Reactor Scenario Development

Columbia scientists combine the most promising elements of fusion reactor research to produce stable and powerful plasmas.  

Reactor Scenarios

Inductive scenarios are inherently pulsed, as they are sustained by ramping a central solenoid, inducing a large plasma current. The International Thermonuclear Experimental Reactor (ITER) aims to achieve its mission of producing a fusion reaction efficiency of ten running an inductive scenario, the Iter Baseline Scenario. Dr. Turco explores the coupling of MHD stability and performance to external magnetic fields, plasma shape variation, plasma heating, and current drive schemes, as well as impurity control.

ITER represents a major step toward realizing fusion energy's potential. Though ITER will be a research machine, tokamaks with similar parameter space access and size are candidates for fusion power generation. Time will tell whether these power plants operate inductively or noninductively. 

Non-inductive, steady-state scenarios rely on operation at high normalized pressure and utilize less plasma current than inductive scenarios. The plasma current in these non-inductive scenarios is generated by neutral beam injection, electron cyclotron systems, and the self-generated 'bootstrap' current. Dr. Turco's efforts are concentrated on the high βN hybrid scenario, a favorable candidate for high gain reactor operation regularly achieved on the DIII-D tokamak. Other candidate advanced tokamak scenarios include high internal inductance, high βp, high qmin, and super-H mode. 

The High βN Hybrid Scenario is remarkably stable and permits very efficient current drive. Current drive efficiency is high enough that hybrid plasmas have been sustained fully noninductively, meaning the central solenoid was turned off during operation, and the plasma was sustained for multiple current relaxation times by noninductive means. This marks recent progress in realizing some of the first reactor relevant fully noninductive plasmas, a necessary proof of concept for steady state reactor scenarios.

Electron cyclotron current drive (ECCD), the most proven reactor compatible means of current drive, is most efficient injected at the very center of a plasma's magnetic axis. Noninductive scenarios often feature broad current density profiles, requiring off-axis and therefore inefficient current deposition. Hybrid plasmas feature a benign core MHD mode that redistributes core plasma current to the midradius, even if the majority of current is driven on axis. This effect coupled with the bootstrap current delivered by a high pressure pedestal accomplishes efficient off-axis current drive. Broadness in current profiles is favorable to steady state operation as this prevents the magnetic field from twisting up too much, which can trigger damaging disruptions. 

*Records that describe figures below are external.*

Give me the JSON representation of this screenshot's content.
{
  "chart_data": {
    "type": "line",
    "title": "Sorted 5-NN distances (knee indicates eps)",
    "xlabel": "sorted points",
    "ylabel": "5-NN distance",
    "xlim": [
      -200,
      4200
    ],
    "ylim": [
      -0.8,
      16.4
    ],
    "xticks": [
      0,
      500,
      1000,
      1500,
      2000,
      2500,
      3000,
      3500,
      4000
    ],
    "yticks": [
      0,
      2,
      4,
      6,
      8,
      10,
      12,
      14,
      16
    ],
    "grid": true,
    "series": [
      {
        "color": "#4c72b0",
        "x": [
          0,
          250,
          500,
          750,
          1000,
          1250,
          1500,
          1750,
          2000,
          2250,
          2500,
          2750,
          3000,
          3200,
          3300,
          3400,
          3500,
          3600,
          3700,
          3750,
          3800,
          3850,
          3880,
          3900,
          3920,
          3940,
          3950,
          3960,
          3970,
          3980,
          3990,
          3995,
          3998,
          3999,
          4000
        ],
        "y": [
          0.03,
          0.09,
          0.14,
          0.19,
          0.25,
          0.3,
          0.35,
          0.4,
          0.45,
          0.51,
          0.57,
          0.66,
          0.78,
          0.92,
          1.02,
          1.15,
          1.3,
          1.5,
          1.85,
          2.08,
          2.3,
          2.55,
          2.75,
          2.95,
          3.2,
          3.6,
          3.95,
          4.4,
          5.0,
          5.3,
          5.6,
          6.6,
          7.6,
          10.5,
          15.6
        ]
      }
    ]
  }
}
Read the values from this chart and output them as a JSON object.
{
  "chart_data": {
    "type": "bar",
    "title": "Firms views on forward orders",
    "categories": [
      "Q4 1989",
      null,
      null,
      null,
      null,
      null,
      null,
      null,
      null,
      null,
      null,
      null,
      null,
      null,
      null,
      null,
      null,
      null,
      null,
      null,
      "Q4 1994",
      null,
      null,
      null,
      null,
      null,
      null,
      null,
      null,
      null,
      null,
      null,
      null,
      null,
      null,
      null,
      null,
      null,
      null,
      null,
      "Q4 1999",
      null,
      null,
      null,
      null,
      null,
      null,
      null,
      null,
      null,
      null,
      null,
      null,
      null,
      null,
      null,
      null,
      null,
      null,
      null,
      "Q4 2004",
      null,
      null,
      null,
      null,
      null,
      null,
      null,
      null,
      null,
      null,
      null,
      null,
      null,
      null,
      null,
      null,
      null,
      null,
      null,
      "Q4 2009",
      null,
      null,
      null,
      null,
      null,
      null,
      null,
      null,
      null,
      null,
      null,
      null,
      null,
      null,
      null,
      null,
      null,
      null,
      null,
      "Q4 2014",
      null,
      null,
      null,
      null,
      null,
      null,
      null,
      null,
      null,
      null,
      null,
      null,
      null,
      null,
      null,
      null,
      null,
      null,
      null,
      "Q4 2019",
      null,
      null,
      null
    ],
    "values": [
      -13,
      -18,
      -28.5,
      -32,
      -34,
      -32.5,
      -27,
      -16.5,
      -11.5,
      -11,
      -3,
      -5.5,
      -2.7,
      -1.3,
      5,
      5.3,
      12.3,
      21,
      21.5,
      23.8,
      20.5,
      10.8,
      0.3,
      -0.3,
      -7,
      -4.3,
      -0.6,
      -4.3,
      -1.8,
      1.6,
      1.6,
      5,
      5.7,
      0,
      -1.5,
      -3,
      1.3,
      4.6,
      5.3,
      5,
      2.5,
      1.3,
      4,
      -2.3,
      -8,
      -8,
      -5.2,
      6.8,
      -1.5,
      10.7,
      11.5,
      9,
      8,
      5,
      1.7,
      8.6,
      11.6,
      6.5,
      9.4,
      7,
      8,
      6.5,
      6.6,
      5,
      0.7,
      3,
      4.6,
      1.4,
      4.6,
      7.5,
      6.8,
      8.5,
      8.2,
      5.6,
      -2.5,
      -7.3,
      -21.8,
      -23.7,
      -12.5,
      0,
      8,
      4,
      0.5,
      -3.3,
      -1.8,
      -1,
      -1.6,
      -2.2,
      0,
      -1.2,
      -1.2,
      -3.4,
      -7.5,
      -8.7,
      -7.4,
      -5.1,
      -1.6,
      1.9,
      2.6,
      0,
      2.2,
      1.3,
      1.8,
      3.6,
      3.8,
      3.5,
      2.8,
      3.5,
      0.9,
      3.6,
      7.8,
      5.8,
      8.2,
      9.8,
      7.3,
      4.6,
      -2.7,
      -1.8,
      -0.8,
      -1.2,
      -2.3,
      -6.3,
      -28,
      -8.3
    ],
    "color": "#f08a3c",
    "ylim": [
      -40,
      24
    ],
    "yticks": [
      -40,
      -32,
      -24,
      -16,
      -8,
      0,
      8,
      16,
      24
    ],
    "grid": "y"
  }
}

Due to its self-organization, the hybrid is also resilient to temporary lapses in noninductive current drive, a foreseeable issue in a steady state reactor expected to run for extended periods of time. The central solenoid could be used to start up the plasma, turned off, then reactivated temporarily to sustain or even reenter the hybrid regime. This quality is not common among steady state scenarios, as access to each requires tailored conditions.   

Present research includes quantitatively relating Ideal and Resistive MHD stability limits and raising these limits by tuning kinetic profiles. Operation at higher pressure raises the bootstrap current fraction, reducing the recycled power required to drive current, thus increasing fusion gain. 


Anomalous current broadening mechanism

"Negative triangularity" refers to a shape parameter of tokamak plasmas, designating a shape distinct from those preferred in ITER or Hybrid scenarios. Most cutting edge plasmas feature a "D" shaped cross section, as this shape generally enhances performance metrics. Negative triangularity scenarios invert this "D" to face inward toward the central solenoid. This improves confinement and allows tokamaks to operate at high power in the easier to control, lower confinement, 'L-mode' regime. Professor Carlos Paz-Soldan has lead the work on negative triangularity physics at the DIII-D Tokamak. Negative triangularity research has recently enjoyed more attention from the international plasma physics community, and exploratory work at Columbia in this interesting regime is underway.